Dehydration is frequently diagnosed by your doctor based on physical symptoms and indicators. Dehydration can also lead to low blood pressure, an elevated heart rate, and decreased blood flow to the extremities. And low blood pressure while getting up from a reclining to a standing posture. You could undergo further tests, such as the following, to assist confirm the diagnosis and determine the level of dehydration:

Blood tests

A doctor may take blood samples for tests for a variety of things. This includes your electrolyte levels, particularly salt, and potassium, & how effectively your kidneys are functioning.


Urine tests can help determine if and how much you are dehydrated. They might also search for signs of a bladder infection.

Is it Possible to Avoid Dehydration?

Yes, by monitoring your fluid intake, you may avoid dehydration.

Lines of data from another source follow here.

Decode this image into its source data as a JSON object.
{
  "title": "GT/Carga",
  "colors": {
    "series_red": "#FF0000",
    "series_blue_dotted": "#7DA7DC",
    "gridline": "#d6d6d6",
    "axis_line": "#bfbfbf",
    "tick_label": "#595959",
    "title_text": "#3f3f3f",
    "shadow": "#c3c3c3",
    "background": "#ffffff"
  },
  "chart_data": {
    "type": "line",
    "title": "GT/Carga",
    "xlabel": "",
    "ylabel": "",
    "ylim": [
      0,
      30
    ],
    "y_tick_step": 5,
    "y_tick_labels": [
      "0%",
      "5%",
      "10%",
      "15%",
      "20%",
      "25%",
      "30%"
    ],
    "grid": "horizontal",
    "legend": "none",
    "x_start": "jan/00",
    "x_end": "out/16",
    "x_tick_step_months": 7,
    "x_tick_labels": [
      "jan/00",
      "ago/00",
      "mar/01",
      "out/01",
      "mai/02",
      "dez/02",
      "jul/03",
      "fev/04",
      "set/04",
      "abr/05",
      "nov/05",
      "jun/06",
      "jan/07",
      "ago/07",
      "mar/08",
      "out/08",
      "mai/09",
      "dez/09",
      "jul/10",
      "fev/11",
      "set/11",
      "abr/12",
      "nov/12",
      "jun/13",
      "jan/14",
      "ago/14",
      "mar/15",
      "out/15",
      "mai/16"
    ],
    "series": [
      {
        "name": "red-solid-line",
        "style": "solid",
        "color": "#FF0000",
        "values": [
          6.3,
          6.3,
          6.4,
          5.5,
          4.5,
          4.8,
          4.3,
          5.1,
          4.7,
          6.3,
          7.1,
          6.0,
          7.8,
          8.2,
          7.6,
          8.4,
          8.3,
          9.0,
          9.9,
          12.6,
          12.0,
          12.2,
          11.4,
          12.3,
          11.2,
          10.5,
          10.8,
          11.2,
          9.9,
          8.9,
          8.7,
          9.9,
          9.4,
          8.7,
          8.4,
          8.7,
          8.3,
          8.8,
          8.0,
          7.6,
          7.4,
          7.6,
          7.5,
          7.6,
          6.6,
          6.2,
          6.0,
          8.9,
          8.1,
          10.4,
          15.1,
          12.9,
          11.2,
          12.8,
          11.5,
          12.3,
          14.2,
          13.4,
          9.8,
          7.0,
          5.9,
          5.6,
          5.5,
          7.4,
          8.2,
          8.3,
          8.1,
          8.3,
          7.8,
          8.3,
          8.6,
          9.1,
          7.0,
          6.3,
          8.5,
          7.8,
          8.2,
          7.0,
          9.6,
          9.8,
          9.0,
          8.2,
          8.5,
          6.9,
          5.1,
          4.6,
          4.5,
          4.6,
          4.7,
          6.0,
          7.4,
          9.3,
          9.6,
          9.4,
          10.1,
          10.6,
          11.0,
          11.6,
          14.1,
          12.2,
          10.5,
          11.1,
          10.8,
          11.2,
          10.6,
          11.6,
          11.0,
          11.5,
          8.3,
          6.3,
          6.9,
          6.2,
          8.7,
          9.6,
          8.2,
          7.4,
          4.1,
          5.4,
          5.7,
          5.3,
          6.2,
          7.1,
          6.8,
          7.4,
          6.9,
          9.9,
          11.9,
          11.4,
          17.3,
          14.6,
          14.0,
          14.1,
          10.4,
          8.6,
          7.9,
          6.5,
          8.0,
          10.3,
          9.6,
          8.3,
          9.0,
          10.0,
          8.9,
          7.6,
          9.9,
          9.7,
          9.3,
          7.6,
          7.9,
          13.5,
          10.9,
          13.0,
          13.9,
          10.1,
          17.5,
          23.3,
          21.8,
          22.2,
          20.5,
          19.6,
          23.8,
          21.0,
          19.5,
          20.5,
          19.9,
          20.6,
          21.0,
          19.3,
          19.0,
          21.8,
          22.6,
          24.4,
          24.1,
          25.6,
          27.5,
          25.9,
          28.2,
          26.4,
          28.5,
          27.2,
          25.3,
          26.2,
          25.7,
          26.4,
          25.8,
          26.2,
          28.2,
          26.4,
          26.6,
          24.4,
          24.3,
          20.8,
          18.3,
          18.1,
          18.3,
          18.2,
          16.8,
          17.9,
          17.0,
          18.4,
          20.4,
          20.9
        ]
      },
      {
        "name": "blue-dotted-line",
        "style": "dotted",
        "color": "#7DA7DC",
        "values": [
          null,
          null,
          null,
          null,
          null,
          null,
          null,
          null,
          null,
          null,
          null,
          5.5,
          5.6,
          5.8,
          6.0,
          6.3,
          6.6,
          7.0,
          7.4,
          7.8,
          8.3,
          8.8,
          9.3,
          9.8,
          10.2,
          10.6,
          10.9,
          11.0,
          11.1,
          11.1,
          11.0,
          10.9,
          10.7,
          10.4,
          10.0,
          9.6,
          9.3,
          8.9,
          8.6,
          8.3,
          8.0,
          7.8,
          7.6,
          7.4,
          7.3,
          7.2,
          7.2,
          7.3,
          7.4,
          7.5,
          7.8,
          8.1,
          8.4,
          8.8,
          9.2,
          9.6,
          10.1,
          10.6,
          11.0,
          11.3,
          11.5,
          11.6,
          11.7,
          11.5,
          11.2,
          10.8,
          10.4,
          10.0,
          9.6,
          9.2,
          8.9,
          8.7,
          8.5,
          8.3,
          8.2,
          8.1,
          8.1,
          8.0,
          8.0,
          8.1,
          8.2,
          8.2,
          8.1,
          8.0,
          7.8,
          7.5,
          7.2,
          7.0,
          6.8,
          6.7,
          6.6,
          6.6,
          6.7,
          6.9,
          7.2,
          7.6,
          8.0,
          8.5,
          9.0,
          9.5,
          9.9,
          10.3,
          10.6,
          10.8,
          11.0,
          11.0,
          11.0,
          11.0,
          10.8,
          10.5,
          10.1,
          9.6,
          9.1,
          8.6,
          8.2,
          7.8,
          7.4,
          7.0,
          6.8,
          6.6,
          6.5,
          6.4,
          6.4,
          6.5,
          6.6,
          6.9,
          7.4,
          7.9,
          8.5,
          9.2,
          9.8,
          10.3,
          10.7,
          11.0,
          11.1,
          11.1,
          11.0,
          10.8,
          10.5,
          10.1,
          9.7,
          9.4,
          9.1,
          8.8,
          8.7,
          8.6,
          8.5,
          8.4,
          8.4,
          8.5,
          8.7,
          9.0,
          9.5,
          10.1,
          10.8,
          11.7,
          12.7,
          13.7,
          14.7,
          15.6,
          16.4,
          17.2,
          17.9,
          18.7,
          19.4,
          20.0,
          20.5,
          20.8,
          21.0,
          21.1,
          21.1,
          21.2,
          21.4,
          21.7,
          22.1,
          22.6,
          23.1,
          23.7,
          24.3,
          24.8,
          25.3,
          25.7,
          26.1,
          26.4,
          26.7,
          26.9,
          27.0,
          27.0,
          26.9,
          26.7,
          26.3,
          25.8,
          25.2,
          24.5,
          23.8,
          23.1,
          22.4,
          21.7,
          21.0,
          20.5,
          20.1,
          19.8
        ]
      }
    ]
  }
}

  • Throughout the day, including throughout meals, drink water.
  • Steer clear of soda, alcohol, and coffee.
  • Checking your pee is one approach to making sure you’re hydrated enough. It is OK if it is clear, light, or straw-colored. Continue drinking if it becomes darker than that.
  • Active persons, such as those participating in sports or exercising, should consume at least 16 to 20 ounces of water one to two hours before an outside activity to prevent dehydration.
  • After that, while you’re outside, you should drink six to 12 ounces of liquid every ten to fifteen minutes.
  • You should rehydrate when you have done the activity. Drink at least another 16 to 24 ounces to make up for what you have lost.


You may usually cure any moderate dehydration condition by consuming additional liquids. Dehydration in more severe or moderate instances may necessitate hospitalization for IV fluid therapy. Mild to moderate dehydration should disappear in less than a day if the underlying cause is addressed and the right number of fluids are consumed. If you have extreme dehydration, you should go to a hospital for treatment. It should go away with the right care in two to three days.